The Department of Homeland Security’s Computer and Infrastructure Security Agency (CISA) is also tracking the startling jump in phishing attacks and ransomware extortions related to COVID-19. “We are seeing adversaries that are targeting our pharmaceutical companies, pharmaceutical research, laboratories, testing, and really out into the future manufacturing of the vaccine systems and the distribution of vaccines,” Ware said. “We are committed to doing everything we can in our mission of protecting critical infrastructure in protecting those companies involved in research and development of the vaccines.”

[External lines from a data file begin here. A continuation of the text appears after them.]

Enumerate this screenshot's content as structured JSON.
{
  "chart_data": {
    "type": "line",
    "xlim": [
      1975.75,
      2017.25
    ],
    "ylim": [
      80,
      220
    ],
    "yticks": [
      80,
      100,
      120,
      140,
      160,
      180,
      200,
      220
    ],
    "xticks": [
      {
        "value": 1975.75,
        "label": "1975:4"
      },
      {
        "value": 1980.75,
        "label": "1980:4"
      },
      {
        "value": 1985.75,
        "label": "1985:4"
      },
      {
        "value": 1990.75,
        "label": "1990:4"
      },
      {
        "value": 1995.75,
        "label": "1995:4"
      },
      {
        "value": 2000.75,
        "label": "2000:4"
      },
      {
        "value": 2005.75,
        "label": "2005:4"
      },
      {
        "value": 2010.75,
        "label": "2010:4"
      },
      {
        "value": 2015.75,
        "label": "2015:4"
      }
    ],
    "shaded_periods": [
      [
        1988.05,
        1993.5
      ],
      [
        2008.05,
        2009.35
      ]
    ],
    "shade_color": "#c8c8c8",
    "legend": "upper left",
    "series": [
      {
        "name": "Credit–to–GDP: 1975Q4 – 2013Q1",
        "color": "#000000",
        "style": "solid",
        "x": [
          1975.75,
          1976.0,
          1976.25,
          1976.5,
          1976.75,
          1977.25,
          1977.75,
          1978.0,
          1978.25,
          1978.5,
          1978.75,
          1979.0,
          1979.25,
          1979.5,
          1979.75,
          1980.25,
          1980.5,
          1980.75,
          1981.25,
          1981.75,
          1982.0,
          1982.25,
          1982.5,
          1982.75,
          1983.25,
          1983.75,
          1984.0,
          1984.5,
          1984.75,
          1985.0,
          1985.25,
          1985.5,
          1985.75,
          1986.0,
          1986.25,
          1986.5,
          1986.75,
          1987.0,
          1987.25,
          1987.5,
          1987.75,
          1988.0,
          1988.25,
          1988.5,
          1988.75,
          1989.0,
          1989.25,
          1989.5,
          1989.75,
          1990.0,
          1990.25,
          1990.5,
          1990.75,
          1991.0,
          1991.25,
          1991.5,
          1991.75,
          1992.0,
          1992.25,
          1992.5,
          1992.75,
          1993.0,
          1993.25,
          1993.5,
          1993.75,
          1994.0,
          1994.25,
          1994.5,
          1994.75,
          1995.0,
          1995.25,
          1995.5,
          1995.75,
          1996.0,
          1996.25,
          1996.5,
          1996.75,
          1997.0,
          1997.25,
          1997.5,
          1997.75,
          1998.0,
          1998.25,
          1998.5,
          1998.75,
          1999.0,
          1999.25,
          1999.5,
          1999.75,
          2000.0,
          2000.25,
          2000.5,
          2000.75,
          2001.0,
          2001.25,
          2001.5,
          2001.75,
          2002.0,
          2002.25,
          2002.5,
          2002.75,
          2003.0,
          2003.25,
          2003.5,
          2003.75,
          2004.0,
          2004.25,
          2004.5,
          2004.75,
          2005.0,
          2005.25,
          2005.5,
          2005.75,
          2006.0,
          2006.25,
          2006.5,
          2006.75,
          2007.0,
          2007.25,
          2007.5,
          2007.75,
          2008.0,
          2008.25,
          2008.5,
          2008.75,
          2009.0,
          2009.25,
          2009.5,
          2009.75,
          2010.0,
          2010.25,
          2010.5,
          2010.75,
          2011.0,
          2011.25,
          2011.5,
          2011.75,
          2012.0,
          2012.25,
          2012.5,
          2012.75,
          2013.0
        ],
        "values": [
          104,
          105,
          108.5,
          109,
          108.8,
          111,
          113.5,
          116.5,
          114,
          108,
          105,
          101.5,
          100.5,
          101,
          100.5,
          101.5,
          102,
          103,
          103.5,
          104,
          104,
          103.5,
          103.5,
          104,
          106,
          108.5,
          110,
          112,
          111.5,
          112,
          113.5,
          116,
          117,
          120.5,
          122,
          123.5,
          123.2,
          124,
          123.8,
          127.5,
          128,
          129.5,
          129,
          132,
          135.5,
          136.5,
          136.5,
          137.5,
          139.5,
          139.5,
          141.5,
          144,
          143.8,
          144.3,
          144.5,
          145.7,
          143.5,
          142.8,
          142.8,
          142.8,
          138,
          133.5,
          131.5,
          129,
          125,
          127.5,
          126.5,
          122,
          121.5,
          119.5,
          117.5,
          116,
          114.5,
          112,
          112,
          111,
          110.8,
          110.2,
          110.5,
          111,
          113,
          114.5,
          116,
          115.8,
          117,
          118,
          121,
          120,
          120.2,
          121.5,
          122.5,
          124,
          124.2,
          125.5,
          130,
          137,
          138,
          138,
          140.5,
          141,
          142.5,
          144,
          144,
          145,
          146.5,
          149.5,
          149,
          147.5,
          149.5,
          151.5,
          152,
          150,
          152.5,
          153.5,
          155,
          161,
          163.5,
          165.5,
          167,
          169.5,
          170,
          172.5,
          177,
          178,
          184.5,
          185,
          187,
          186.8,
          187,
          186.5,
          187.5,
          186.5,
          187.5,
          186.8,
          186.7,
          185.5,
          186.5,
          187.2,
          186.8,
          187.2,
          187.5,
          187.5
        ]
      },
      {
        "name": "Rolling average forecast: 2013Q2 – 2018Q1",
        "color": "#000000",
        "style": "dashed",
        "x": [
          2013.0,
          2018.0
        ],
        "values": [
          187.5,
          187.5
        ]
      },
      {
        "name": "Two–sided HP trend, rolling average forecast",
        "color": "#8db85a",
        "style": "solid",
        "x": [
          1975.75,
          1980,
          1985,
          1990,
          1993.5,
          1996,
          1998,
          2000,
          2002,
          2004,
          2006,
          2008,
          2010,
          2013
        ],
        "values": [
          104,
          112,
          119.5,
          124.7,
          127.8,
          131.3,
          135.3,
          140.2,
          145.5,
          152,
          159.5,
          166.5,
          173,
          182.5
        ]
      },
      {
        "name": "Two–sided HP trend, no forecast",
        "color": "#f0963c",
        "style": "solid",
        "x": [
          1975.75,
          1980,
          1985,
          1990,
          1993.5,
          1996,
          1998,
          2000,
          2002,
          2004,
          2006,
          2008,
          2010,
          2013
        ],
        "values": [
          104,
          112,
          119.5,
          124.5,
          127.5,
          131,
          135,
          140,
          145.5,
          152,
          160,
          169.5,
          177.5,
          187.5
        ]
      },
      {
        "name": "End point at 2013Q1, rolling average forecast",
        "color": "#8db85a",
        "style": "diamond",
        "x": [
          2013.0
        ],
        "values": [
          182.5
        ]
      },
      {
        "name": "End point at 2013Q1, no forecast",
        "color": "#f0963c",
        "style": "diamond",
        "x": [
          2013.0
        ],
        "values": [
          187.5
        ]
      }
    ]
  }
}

The list of COVID-19-tied infiltrators is long. In mid-May, the FBI and CISA warned Chinese government-backed hackers to lay off trying to steal COVID-19 related intellectual property and public health data from healthcare organizations and research organizations involved in vaccine development. At the same time, CISA and the United Kingdom’s National Cyber Security Centre (NCSC) warned that advanced persistent threat (APT) actors are probing for COVID-19 intellectual property on national and international healthcare policy along with sensitive research data.
A number of COVID-19-linked cyber attacks have hit federal agencies, including the World Health Organization (WHO) and the Department of Health and Human Services, in the past few months. For example, “hack-for-hire” cyber crews are ensnaring individuals in the U.S., the U.K., Bahrain, Canada, Cyprus, India and Slovenia with phishing email invitations to sign up for bogus COVID-19 notifications from the WHO.
In April, unknown hackervists made public some 25,000 email credentials reportedly belonging to staffers at the National Institutes of Health (NIH), the WHO, the Gates Foundation and others battling COVID-19. And, Iran-backed nation-state hackers tried to hijack the personal email accounts of a number of WHO staffers.
Managed security service providers (MSSPs) are also fighting COVID-19 cyber attacks on the healthcare industry. In late March, more than 400 cybersecurity experts formed the COVID-19 CTI League, a cyber threat intelligence group whose top priority is to combat hacks against medical facilities and other frontline responders during the pandemic.